То ли это особенность гибели от дистрофии, от голода, то ли обострившееся чувство смерти, которой так много было крутом, но известно было в то время, что многие точно ощущали момент ее приближения. Как будто слышали ее подход, видели ее.

«— К чему я это говорю? Люди в таких тяжелых условиях работали, и действительно безотказно. До войны были указания: за двадцать минут опоздания — увольнение, потом судить. Чуть ли не каждый обеденный перерыв собирали людей: такой-то прогулял! А вот в тяжелое время блокады не было случая, чтобы человек, который еще может двигаться, чтобы он не работал. Не было таких.

— Так что, тогда не нужно было приказов?

— Никаких приказов! И я не забуду никогда. Я вижу, что народ валится от голода, а больше от холода. Я решил «буржуйку» сделать. Был у нас такой красный уголок, и в нем я сделал вместе с работягами «буржуйку». И решили: полчаса работать — десять минут обогрев. И я потом пришел к такому заключению, что они у меня за эти полчаса дают больше, чем за два часа… Назначили нового директора. Он в шинели начал ходить. Я и не знал, что он директор. Он до этого раз был у меня. Ничего не сказал. А потом приходит и говорит: «Где твои люди?» Я говорю: «Греются». — «Фронт требует оружия, задания надо выполнять, а тут у тебя люди сидят!» Я говорю: «Не сидят, а обогреваются. Они больше потом сделают». В общем, короче говоря, взыскание на меня наложил. Пришел курьер, принес мне выговор.
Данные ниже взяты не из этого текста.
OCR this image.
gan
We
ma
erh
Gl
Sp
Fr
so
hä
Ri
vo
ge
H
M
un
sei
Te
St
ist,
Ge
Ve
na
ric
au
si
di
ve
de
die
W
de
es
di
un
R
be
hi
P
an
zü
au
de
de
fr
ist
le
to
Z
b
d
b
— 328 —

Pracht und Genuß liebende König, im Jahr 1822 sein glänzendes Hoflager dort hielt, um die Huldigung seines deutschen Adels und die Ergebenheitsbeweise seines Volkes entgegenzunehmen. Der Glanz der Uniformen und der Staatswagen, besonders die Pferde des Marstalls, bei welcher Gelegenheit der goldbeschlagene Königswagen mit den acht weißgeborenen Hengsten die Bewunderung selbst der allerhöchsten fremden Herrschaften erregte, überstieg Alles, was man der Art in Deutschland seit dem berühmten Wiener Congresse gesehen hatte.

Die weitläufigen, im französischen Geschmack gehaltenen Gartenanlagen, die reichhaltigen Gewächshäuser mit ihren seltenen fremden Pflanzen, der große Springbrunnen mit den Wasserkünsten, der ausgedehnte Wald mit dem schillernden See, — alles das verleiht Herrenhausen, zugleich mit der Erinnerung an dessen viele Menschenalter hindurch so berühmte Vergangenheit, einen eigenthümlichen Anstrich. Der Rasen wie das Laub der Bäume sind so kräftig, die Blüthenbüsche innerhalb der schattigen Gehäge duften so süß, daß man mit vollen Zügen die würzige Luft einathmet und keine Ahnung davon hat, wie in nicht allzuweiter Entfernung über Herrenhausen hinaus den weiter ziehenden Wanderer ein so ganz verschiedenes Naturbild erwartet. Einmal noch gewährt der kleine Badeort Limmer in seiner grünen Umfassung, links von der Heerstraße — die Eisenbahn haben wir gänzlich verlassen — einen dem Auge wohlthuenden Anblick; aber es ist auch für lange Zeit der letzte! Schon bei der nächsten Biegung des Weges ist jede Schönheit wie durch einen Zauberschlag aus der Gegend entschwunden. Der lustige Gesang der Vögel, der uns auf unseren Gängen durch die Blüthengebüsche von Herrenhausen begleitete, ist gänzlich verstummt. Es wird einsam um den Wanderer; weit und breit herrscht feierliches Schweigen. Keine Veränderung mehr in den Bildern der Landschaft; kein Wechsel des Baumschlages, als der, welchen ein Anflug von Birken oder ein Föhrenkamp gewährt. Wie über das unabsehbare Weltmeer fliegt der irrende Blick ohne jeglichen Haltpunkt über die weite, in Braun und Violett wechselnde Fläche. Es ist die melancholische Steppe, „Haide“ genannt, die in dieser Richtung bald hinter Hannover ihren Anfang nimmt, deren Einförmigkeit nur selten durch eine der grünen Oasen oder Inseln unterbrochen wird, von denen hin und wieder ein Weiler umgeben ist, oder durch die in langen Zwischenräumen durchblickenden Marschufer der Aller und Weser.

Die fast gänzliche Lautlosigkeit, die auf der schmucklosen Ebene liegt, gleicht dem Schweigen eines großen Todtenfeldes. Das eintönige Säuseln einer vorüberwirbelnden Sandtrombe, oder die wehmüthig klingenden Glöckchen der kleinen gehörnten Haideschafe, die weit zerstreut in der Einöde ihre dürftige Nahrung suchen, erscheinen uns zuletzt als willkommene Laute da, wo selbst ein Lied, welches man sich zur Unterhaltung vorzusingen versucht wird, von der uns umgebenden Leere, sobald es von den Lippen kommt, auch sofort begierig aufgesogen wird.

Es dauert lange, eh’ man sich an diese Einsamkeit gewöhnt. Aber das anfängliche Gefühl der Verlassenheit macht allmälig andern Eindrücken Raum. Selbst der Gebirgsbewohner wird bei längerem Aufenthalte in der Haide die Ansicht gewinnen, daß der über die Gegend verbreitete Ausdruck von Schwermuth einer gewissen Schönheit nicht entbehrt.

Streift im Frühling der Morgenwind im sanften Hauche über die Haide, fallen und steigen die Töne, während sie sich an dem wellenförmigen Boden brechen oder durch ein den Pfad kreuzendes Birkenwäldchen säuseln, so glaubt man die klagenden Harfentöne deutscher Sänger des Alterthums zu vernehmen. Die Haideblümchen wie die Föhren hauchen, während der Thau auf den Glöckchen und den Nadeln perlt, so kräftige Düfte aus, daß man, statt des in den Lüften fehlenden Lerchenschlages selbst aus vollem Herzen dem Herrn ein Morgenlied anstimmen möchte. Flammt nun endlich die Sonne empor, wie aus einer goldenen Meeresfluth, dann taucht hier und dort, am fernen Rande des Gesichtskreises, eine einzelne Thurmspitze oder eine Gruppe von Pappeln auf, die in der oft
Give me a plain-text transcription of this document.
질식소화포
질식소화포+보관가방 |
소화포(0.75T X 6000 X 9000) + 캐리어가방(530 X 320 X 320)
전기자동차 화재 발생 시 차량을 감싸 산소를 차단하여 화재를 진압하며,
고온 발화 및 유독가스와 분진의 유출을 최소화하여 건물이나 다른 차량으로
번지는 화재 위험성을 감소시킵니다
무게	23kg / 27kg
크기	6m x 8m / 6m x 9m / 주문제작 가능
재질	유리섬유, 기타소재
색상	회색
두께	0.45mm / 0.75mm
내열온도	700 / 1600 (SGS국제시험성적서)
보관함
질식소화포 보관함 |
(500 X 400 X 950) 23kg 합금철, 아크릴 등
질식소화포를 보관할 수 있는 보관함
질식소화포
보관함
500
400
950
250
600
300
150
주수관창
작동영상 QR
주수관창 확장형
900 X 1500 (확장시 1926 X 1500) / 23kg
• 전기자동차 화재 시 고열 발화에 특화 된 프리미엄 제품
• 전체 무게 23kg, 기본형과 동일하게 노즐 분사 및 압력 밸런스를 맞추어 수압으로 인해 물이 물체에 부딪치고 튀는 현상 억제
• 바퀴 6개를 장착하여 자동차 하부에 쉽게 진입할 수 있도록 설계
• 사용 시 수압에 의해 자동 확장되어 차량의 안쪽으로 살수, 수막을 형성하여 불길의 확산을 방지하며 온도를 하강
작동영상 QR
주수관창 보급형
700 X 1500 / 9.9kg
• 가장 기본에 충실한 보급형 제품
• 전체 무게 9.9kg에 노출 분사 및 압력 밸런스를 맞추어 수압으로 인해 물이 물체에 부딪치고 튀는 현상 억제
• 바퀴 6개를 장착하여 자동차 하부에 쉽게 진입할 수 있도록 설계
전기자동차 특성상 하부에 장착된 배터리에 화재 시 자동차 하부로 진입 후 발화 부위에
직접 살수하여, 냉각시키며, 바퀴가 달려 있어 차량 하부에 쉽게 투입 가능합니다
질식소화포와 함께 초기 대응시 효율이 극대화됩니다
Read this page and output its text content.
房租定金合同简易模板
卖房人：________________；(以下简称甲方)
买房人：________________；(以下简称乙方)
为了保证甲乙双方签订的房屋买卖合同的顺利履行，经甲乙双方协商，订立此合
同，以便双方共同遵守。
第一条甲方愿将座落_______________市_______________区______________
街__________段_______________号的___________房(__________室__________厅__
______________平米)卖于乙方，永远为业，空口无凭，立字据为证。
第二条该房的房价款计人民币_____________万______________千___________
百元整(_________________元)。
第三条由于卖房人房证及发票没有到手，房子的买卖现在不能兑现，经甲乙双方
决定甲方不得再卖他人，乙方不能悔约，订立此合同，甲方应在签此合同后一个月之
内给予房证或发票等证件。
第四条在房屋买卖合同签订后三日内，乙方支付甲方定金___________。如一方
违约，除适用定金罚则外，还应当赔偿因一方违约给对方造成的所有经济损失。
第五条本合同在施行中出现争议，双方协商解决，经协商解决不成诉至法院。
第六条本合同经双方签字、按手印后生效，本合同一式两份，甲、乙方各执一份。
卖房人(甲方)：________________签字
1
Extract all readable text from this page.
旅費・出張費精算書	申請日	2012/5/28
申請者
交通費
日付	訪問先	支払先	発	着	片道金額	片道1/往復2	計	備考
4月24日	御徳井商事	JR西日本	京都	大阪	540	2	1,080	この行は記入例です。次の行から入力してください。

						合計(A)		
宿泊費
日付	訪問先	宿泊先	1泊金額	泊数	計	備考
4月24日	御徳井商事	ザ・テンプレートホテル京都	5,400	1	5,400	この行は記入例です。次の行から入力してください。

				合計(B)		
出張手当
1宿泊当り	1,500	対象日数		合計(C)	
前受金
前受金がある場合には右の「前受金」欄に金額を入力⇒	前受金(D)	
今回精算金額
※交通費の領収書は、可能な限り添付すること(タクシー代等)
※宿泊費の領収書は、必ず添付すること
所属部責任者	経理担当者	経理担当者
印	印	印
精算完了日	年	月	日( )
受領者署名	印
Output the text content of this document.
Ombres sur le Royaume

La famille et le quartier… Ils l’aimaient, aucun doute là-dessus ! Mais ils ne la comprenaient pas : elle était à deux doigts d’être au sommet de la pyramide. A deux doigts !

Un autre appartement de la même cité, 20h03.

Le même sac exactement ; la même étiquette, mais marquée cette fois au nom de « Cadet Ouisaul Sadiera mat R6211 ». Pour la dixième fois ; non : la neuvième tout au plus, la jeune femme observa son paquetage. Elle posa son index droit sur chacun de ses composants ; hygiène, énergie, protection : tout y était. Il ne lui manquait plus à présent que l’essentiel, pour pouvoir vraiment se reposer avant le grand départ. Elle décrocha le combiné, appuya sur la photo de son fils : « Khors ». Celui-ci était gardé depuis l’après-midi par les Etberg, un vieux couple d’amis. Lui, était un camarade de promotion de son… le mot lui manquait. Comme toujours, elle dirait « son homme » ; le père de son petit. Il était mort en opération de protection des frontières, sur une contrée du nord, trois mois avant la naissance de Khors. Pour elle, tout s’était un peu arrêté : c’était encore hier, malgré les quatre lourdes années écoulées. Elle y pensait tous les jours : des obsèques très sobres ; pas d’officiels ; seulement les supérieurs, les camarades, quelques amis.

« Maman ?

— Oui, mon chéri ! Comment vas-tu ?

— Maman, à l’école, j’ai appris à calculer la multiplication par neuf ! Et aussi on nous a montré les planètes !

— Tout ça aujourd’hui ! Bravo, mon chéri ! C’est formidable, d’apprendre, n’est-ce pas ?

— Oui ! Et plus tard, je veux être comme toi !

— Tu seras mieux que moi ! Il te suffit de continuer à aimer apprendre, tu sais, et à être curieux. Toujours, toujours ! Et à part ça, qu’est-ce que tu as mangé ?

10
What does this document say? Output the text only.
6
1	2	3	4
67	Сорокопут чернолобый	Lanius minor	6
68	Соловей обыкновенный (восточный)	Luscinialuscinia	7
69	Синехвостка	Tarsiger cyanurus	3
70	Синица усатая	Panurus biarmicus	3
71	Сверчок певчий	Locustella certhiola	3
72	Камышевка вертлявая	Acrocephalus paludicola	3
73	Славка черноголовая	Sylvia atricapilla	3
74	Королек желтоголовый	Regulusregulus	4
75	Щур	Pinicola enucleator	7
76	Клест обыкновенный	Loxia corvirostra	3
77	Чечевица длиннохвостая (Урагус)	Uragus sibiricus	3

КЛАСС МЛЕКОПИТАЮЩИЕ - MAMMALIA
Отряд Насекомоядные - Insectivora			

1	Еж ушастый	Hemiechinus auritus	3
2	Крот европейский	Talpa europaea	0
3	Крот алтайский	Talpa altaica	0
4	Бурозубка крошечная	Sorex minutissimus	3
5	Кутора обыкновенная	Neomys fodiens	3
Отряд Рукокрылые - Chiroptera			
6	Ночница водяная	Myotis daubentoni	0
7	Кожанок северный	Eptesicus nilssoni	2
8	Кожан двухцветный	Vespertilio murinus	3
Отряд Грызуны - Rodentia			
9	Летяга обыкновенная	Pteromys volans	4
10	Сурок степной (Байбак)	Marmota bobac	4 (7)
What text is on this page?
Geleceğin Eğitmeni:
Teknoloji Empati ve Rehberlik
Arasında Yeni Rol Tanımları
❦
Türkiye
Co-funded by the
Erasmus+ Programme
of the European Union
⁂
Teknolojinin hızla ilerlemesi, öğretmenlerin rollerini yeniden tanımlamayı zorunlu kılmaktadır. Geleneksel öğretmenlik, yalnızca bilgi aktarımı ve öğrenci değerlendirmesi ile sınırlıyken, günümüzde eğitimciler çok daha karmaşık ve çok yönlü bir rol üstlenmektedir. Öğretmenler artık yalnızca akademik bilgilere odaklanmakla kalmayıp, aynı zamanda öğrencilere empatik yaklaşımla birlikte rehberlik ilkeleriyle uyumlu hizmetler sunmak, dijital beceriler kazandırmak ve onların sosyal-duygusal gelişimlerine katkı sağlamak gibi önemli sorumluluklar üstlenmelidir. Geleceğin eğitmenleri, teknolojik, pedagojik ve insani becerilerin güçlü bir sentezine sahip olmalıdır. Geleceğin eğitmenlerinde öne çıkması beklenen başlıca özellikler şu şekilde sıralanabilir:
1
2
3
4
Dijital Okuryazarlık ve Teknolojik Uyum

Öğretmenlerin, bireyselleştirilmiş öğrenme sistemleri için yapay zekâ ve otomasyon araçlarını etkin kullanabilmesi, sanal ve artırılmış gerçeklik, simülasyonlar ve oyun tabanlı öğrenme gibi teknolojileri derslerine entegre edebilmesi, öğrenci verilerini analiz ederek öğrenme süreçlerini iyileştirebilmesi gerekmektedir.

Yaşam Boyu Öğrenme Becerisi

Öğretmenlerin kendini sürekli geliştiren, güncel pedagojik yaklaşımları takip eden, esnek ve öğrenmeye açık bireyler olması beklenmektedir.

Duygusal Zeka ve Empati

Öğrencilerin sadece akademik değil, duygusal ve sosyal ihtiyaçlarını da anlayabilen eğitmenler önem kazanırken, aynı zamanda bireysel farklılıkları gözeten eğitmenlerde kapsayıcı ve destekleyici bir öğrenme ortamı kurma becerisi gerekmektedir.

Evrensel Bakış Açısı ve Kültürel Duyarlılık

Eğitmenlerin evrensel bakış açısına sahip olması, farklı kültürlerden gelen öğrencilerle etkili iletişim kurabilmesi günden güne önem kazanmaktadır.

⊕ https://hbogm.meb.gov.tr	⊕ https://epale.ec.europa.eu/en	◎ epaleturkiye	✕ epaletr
А через две недели, когда он лучше познакомился, пришел извинился передо мной и издал приказ: везде «буржуйки» сделать! Вот так… В силу того что моя семья жила рядом, я, понимаете ли, в неделю раза два-три дома бывал. Тут быстро пробежать, минут пять. У меня две дочки были и жена. Мы жили тут, в доме сорок. И одна дочка умерла. Я ее сам схоронил. Потом жена свалилась. Ее положили не в стационар, а в госпиталь. Вот у меня одна дочка умерла, а вторая одна дома. А ей три, четвертый годик. Так я что? Натоплю плиту (мы не в комнате жили, а на кухне). Я дочку на плиту, тряпками накрою, а сам на завод. Потом прихожу. Бурдой накормлю, чтобы она не умерла. Так и бегал. Прибегу, накормлю ее, переодену, понимаете? И убежал. А она опять одна! Я думал, что она озвереет. Я другой раз прихожу, открываю дверь, а она стоит — маленькая девочка одна в квартире. Ведь все там умерли.

— А какая часть работников умерла?

— Большая. Хорошие, квалифицированные люди были. Ну, что же сделаешь?! Если взять, допустим, ноябрь — декабрь сорок первого года, меньше чем половина, нет — одна треть осталась. Если взять сорок второй год, так я прямо вам могу сказать: в целом по заводу примерно тысячи полторы-две осталось из восьми.

— И на фронт ушли многие?

— Да, на фронт многие ушли, очень многие».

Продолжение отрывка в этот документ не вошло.